No hablaban mucho, sólo vigilaban pero no podrían estar así para siempre. Dohko se acercó al cuerpo desnudo de Shion haciéndolo sorprender.
–Dohko – dijo con un suspiro, poniéndose tenso. No estaban a solas, allí era imposible estar a solas. Pero finalmente volvían a tener cuerpos, por más que fueran sólo una proyección de sí mismos, estaban allí y podían tocarse, y el chino no podía aguantar más –¿qué… qué haces?
Porque había bajado sus manos de su espalda y le acariciaba íntimamente. Los demás detuvieron su andar, mirándolos de reojo, francamente impresionados. Hubo un levantamiento de protestas, pero Dohko lo acalló sujetando firmemente a Shion y recostándolo sobre el suelo negro de aquel lugar, que pareció absorberlos por un momento.

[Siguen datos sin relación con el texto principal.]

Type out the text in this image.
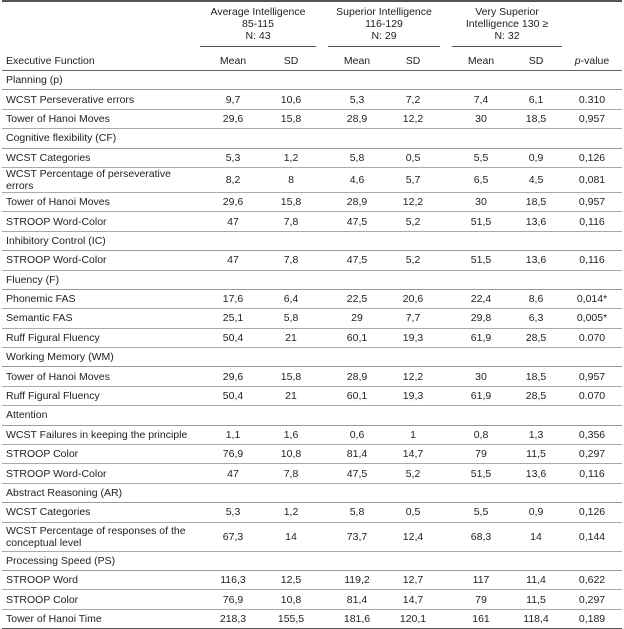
	Average Intelligence
85-115
N: 43			Superior Intelligence
116-129
N: 29			Very Superior
Intelligence 130 ≥
N: 32		

Executive Function	Mean	SD		Mean	SD		Mean	SD	p-value
Planning (p)									
WCST Perseverative errors	9,7	10,6		5,3	7,2		7,4	6,1	0.310
Tower of Hanoi Moves	29,6	15,8		28,9	12,2		30	18,5	0,957
Cognitive flexibility (CF)									
WCST Categories	5,3	1,2		5,8	0,5		5,5	0,9	0,126
WCST Percentage of perseverative errors	8,2	8		4,6	5,7		6,5	4,5	0,081
Tower of Hanoi Moves	29,6	15,8		28,9	12,2		30	18,5	0,957
STROOP Word-Color	47	7,8		47,5	5,2		51,5	13,6	0,116
Inhibitory Control (IC)									
STROOP Word-Color	47	7,8		47,5	5,2		51,5	13,6	0,116
Fluency (F)									
Phonemic FAS	17,6	6,4		22,5	20,6		22,4	8,6	0,014*
Semantic FAS	25,1	5,8		29	7,7		29,8	6,3	0,005*
Ruff Figural Fluency	50,4	21		60,1	19,3		61,9	28,5	0.070
Working Memory (WM)									
Tower of Hanoi Moves	29,6	15,8		28,9	12,2		30	18,5	0,957
Ruff Figural Fluency	50,4	21		60,1	19,3		61,9	28,5	0.070
Attention									
WCST Failures in keeping the principle	1,1	1,6		0,6	1		0,8	1,3	0,356
STROOP Color	76,9	10,8		81,4	14,7		79	11,5	0,297
STROOP Word-Color	47	7,8		47,5	5,2		51,5	13,6	0,116
Abstract Reasoning (AR)									
WCST Categories	5,3	1,2		5,8	0,5		5,5	0,9	0,126
WCST Percentage of responses of the conceptual level	67,3	14		73,7	12,4		68,3	14	0,144
Processing Speed (PS)									
STROOP Word	116,3	12,5		119,2	12,7		117	11,4	0,622
STROOP Color	76,9	10,8		81,4	14,7		79	11,5	0,297
Tower of Hanoi Time	218,3	155,5		181,6	120,1		161	118,4	0,189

El lemuriano fue a decir algo pero fue callado por la boca de Dohko. Los demás se agruparon aparte, dándoles la espalda, pero aún podían escuchar el roce entre las pieles, los suspiros, la humedad.
Quizá eso iba a terminar por volverlos locos, estar allí encerrados sin otra cosa qué hacer, pero no parecía una idea demasiado mala, al menos enloquecer amando. Infectados por una necesidad extraña fueron acercándose unos a otros, hasta que los catorce cuerpos yacieron enredados unos con otros, en un frenesí carnal que no se parecía nada a un castigo.